Inconvenient Conclusions Get Surveys Left in the Poll Vault
CBS began Tuesday by telling us, “Overall, 57 percent of respondents said the harsh political tone had nothing to do with the shooting, compared to 32 percent who felt it did.” Ah, how reassuring! A triumph for common sense and known facts! There is hope for the Republic after all!
But CBS must have had some wariness about that result, because by Tuesday night they had released a second set of numbers from the same poll revealing, “Forty-five percent of Americans believe that Jared Loughner’s political views were “probably” a factor in the shootings in Tucson Saturday, a new CBS News poll shows.

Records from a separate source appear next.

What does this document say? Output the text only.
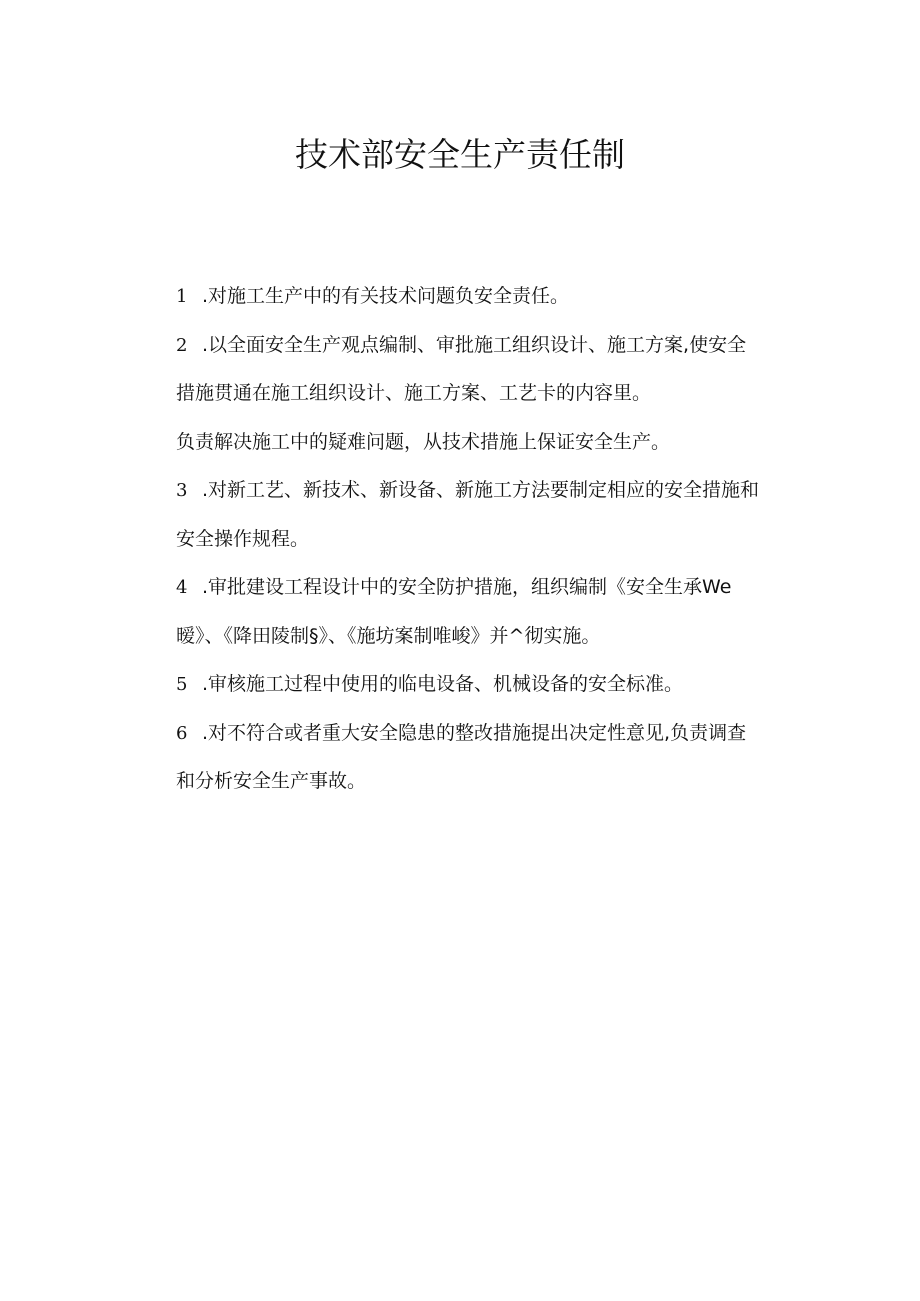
技术部安全生产责任制
1 .对施工生产中的有关技术问题负安全责任。
2 .以全面安全生产观点编制、审批施工组织设计、施工方案,使安全
措施贯通在施工组织设计、施工方案、工艺卡的内容里。
负责解决施工中的疑难问题，从技术措施上保证安全生产。
3 .对新工艺、新技术、新设备、新施工方法要制定相应的安全措施和
安全操作规程。
4 .审批建设工程设计中的安全防护措施，组织编制《安全生承We
暧》、《降田陵制§》、《施坊案制唯峻》并^彻实施。
5 .审核施工过程中使用的临电设备、机械设备的安全标准。
6 .对不符合或者重大安全隐患的整改措施提出决定性意见,负责调查
和分析安全生产事故。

One in three say they probably were not a factor, while 22 percent say they do not know.”
Er, what were his political views again? The tyranny of the English grammar structure? Me don’t even know how to take a political stance on that. I suppose you could consider an incomprehensible, murderous rage directed at Giffords a political view, but that’s almost a tautology: ‘Do you believe that his desire to kill drove him to kill?’
Is there anyone out there who feels like they really completely understand what was going on in the gunman’s head?* You do? Okay, go please turn yourself in to the FBI immediately.

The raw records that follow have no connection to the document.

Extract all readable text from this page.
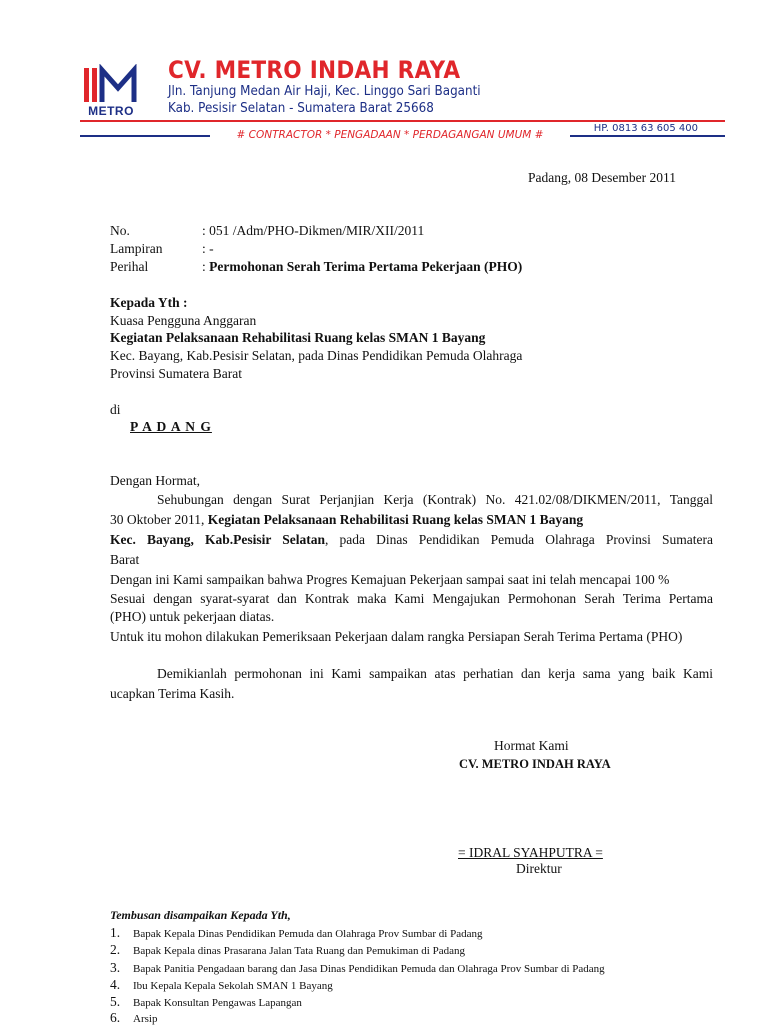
METRO
CV. METRO INDAH RAYA
Jln. Tanjung Medan Air Haji, Kec. Linggo Sari Baganti
Kab. Pesisir Selatan - Sumatera Barat 25668
HP. 0813 63 605 400
# CONTRACTOR * PENGADAAN * PERDAGANGAN UMUM #
Padang, 08 Desember 2011
No.	: 051 /Adm/PHO-Dikmen/MIR/XII/2011
Lampiran	: -
Perihal	: Permohonan Serah Terima Pertama Pekerjaan (PHO)
Kepada Yth :
Kuasa Pengguna Anggaran
Kegiatan Pelaksanaan Rehabilitasi Ruang kelas SMAN 1 Bayang
Kec. Bayang, Kab.Pesisir Selatan, pada Dinas Pendidikan Pemuda Olahraga
Provinsi Sumatera Barat
di
P A D A N G
Dengan Hormat,
Sehubungan dengan Surat Perjanjian Kerja (Kontrak) No. 421.02/08/DIKMEN/2011, Tanggal
30 Oktober 2011, Kegiatan Pelaksanaan Rehabilitasi Ruang kelas SMAN 1 Bayang
Kec. Bayang, Kab.Pesisir Selatan, pada Dinas Pendidikan Pemuda Olahraga Provinsi Sumatera
Barat
Dengan ini Kami sampaikan bahwa Progres Kemajuan Pekerjaan sampai saat ini telah mencapai 100 %
Sesuai dengan syarat-syarat dan Kontrak maka Kami Mengajukan Permohonan Serah Terima Pertama
(PHO) untuk pekerjaan diatas.
Untuk itu mohon dilakukan Pemeriksaan Pekerjaan dalam rangka Persiapan Serah Terima Pertama (PHO)
Demikianlah permohonan ini Kami sampaikan atas perhatian dan kerja sama yang baik Kami
ucapkan Terima Kasih.
Hormat Kami
CV. METRO INDAH RAYA
= IDRAL SYAHPUTRA =
Direktur
Tembusan disampaikan Kepada Yth,
1. Bapak Kepala Dinas Pendidikan Pemuda dan Olahraga Prov Sumbar di Padang
2. Bapak Kepala dinas Prasarana Jalan Tata Ruang dan Pemukiman di Padang
3. Bapak Panitia Pengadaan barang dan Jasa Dinas Pendidikan Pemuda dan Olahraga Prov Sumbar di Padang
4. Ibu Kepala Kepala Sekolah SMAN 1 Bayang
5. Bapak Konsultan Pengawas Lapangan
6. Arsip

*You’ll notice I rarely write the gunman’s name. This is deliberate. I remember the Weekly Standard writing an editorial about the Columbine killers back in the 1990s, focusing on the abominable irony that we so often remember the names of the perpetrators of mass murder but rarely recall the names of the victims. At the end, I lamented that the editorial perpetuated the killers’ fame by naming them, only to reread it and find that the writer had artfully avoided mentioning either one. News coverage requires specific names, but afterward, when we digest and analyze, it is good to forget the names of evil men who killed in order to be remembered.